NOTE 5—HELD-FOR-SALE-CLASSIFICATION

In September 2024, the Company entered into an agreement to sell the Automation service line to UST for $27 million, of which $20 million will be paid in cash and $7 million will be held in escrow to be released upon the completion of certain conditions specified in the final agreement which include achievement of revenue milestones through the first quarter of 2025 and obtaining client consents by the end of the fourth quarter of 2024. The assets and liabilities of the Automation service line have been classified as held for sale in the Consolidated Balance Sheet as of September 30, 2024 and are measured at the lower of it carrying amount or fair value less costs to sell. The sale closed in the fourth quarter of 2024. The Company expects that the sale proceeds less costs to sell will exceed the preliminary estimate of the carrying value of the net assets for the business. The sale consideration is subject to certain post-closing adjustments, which primarily relate to cash, indebtedness and working capital balances.

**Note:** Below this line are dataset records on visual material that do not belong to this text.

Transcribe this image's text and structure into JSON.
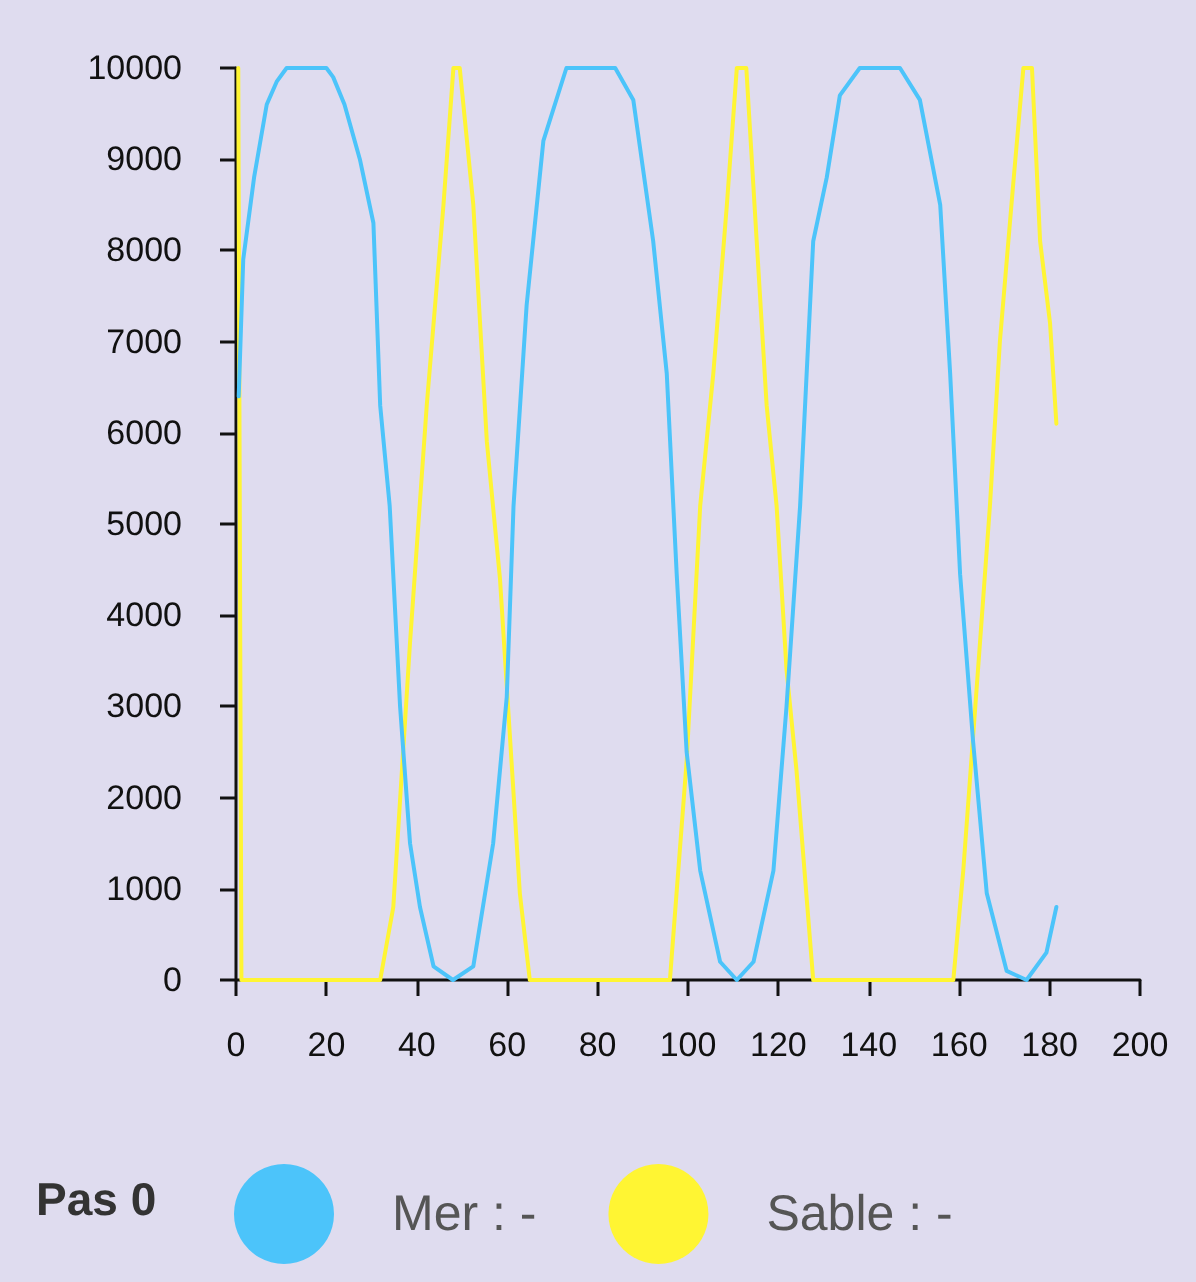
{
  "chart_data": {
    "type": "line",
    "legend_title": "Pas 0",
    "legend": "bottom",
    "grid": false,
    "marker": "none",
    "line_style": "solid",
    "xlim": [
      0,
      200
    ],
    "xticks": [
      0,
      20,
      40,
      60,
      80,
      100,
      120,
      140,
      160,
      180,
      200
    ],
    "ylim": [
      0,
      10000
    ],
    "yticks": [
      0,
      1000,
      2000,
      3000,
      4000,
      5000,
      6000,
      7000,
      8000,
      9000,
      10000
    ],
    "series": [
      {
        "name": "Mer : -",
        "color": "#4cc4fa",
        "x": [
          0.6,
          1.6,
          4,
          6.8,
          9,
          11.2,
          15,
          20,
          21.5,
          24,
          27.4,
          30.4,
          31.9,
          34,
          36.3,
          38.5,
          40.7,
          43.7,
          48,
          52.5,
          56.9,
          59.9,
          61.4,
          64.3,
          68,
          73.1,
          78,
          83.9,
          87.9,
          92.3,
          95.3,
          97.5,
          99.7,
          102.7,
          107.1,
          110.8,
          114.5,
          118.9,
          121.8,
          124.8,
          127.7,
          130.7,
          133.6,
          138,
          142,
          146.9,
          151.3,
          155.8,
          158,
          160.2,
          163.1,
          166.1,
          170.5,
          174.9,
          179.3,
          181.5
        ],
        "values": [
          6400,
          7900,
          8800,
          9600,
          9850,
          10000,
          10000,
          10000,
          9900,
          9600,
          9000,
          8300,
          6300,
          5200,
          3000,
          1500,
          800,
          150,
          0,
          150,
          1500,
          3100,
          5200,
          7400,
          9200,
          10000,
          10000,
          10000,
          9650,
          8100,
          6650,
          4450,
          2500,
          1200,
          200,
          0,
          200,
          1200,
          3000,
          5200,
          8100,
          8800,
          9700,
          10000,
          10000,
          10000,
          9650,
          8500,
          6650,
          4450,
          2600,
          950,
          100,
          0,
          300,
          800
        ]
      },
      {
        "name": "Sable : -",
        "color": "#fff533",
        "x": [
          0.5,
          1.2,
          10,
          20,
          31.9,
          34.8,
          38.5,
          42.2,
          45.9,
          48.1,
          49.5,
          52.5,
          55.5,
          58.4,
          62.8,
          65,
          80,
          96,
          99.7,
          102.7,
          105.6,
          108.6,
          110.8,
          112.9,
          115.2,
          117.4,
          119.6,
          121.8,
          124,
          127.7,
          140,
          158.7,
          160.9,
          164.6,
          166.8,
          169,
          171.9,
          174.2,
          176.1,
          177.9,
          180.1,
          181.5
        ],
        "values": [
          10000,
          0,
          0,
          0,
          0,
          800,
          3700,
          6300,
          8500,
          10000,
          10000,
          8500,
          5900,
          4400,
          950,
          0,
          0,
          0,
          2400,
          5200,
          6650,
          8500,
          10000,
          10000,
          8100,
          6300,
          5200,
          3400,
          2300,
          0,
          0,
          0,
          1200,
          3700,
          5200,
          7000,
          8700,
          10000,
          10000,
          8100,
          7200,
          6100
        ]
      }
    ]
  }
}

The following table summarizes the components of assets and liabilities held-for-sale on the Consolidated Balance Sheet:

September 30,

2024

Accounts receivable and contract assets, net of allowance

15,956

Prepaid expenses and other current assets

105

Assets held for sale- current assets

16,061

Goodwill

9,727

Intangible assets

6,448

Deferred tax assets

37

Assets held for sale non-current assets

16,212

Total Assets held for sale

32,273

Accounts payable

1,168

Contract liabilities

185

Accrued expenses and other current liabilities

6,496

Assets held for sale current liabilities

7,849

Other liabilities

2,872

Assets held for sale non-current liabilities

2,872

Total Liabilities held for sale

10,721

As a result of the agreement to sell the Automation service line to UST in September 2024, the Company allocated goodwill to the Automation service line using a relative fair value method.  In addition, we completed an assessment of any potential goodwill impairment immediately prior and subsequent to the allocation and determined that no impairment existed. We estimated the fair value of the Automation service line based on the terms and conditions of the sales agreement with UST which primarily reflected $20.0 million in cash, a fair value estimate of the $7.0 million held in escrow and an estimate for a working capital adjustment.  The fair value of the amounts held in escrow was estimated based on the probability of achieving revenue targets per the agreement based on forecasted revenues and of obtaining the required consents from clients. As the escrow periods per the agreement are both less than 12 months, the fair value estimates related to these amounts were not present valued.  The amounts received from escrow are subject to change based on results. Based on the valuations performed over the Automation service line and the remaining business, the fair values were determined to be in excess of the carrying value and therefore there was no impairment.